Photo by: Racheal Crowther
Okay, I get it: you're running late to work, possibly missing your child's soccer game because you're an awesome father or you forgot to Tivo Glee. I absolutely understand your taintless reasoning behind cutting me off.
It’s pertinent that my legal speed limit is surpassed by your sudden and luminous appearance in front of my car; five feet from my bumper and two feet from the bumper of the car in front of me. No, there wasn't enough space; however, nice try.
I’m also aware that after partaking in such reprehensible behavior, you feel the need to slam on your brakes, you know, performing a sort of slow-down apology. This definitely works because you fully receive my attention in ways you will never know. Trust me.
I also feel like this is now a better time than ever to tell you that your baby on board sticker isn't a handicap bypass. It doesn’t matter if you have twins or if you're Octo-mom driving her short bus, you still deserve a middle finger.

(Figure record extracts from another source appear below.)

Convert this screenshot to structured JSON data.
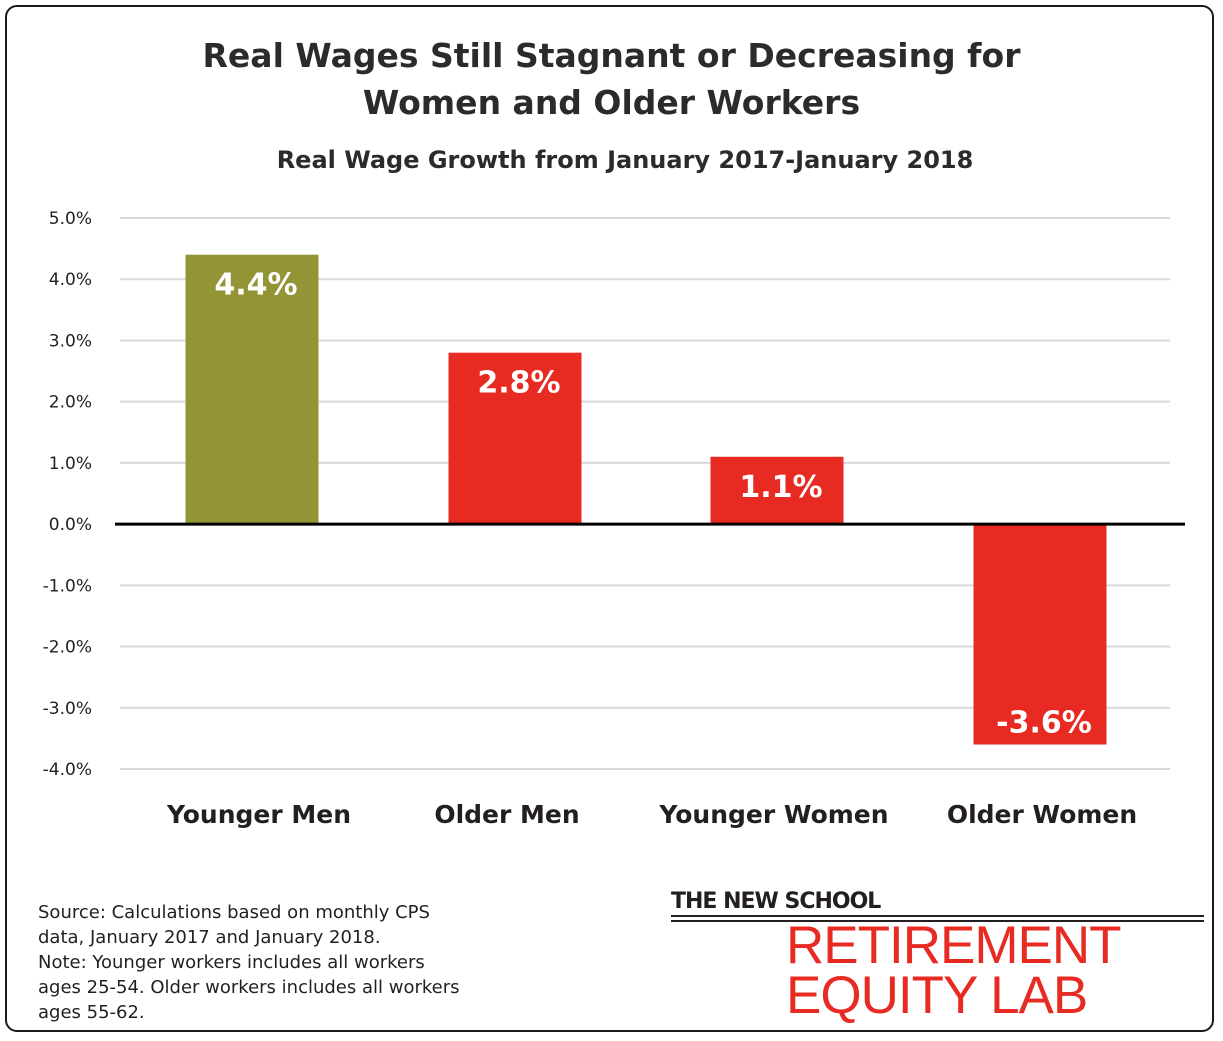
{
  "title_line1": "Real Wages Still Stagnant or Decreasing for",
  "title_line2": "Women and Older Workers",
  "subtitle": "Real Wage Growth from January 2017-January 2018",
  "chart_data": {
    "type": "bar",
    "title": "Real Wage Growth from January 2017-January 2018",
    "categories": [
      "Younger Men",
      "Older Men",
      "Younger Women",
      "Older Women"
    ],
    "values": [
      4.4,
      2.8,
      1.1,
      -3.6
    ],
    "value_labels": [
      "4.4%",
      "2.8%",
      "1.1%",
      "-3.6%"
    ],
    "bar_colors": [
      "#939435",
      "#e82b22",
      "#e82b22",
      "#e82b22"
    ],
    "yticks": [
      "5.0%",
      "4.0%",
      "3.0%",
      "2.0%",
      "1.0%",
      "0.0%",
      "-1.0%",
      "-2.0%",
      "-3.0%",
      "-4.0%"
    ],
    "ylim": [
      -4.0,
      5.0
    ],
    "grid": true,
    "xlabel": "",
    "ylabel": ""
  },
  "source": {
    "line1": "Source: Calculations based on monthly CPS",
    "line2": "data, January 2017 and January 2018.",
    "line3": "Note: Younger workers includes all workers",
    "line4": "ages 25-54. Older workers includes all workers",
    "line5": "ages 55-62."
  },
  "logo": {
    "school": "THE NEW SCHOOL",
    "line1": "RETIREMENT",
    "line2": "EQUITY LAB"
  },
  "colors": {
    "olive": "#939435",
    "red": "#e82b22",
    "grid": "#d9d9d9",
    "text": "#231f20"
  }
}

It's not that big of a deal anymore. I am moving on. Consider this closure. I mean, it's not like I was paying attention or anything. I was doing things I shouldn’t have been doing like applying lipstick and drumming my steering wheel to ghetto rap that I'm too white for. You sort of saved me from myself and I do love you for that. Talk about a brake light intervention.
I hope you see that this letter is out love and you grow from this. After all, I’d hate for you to never make it to your kid’s soccer game or God forbid, miss the next episode of Glee.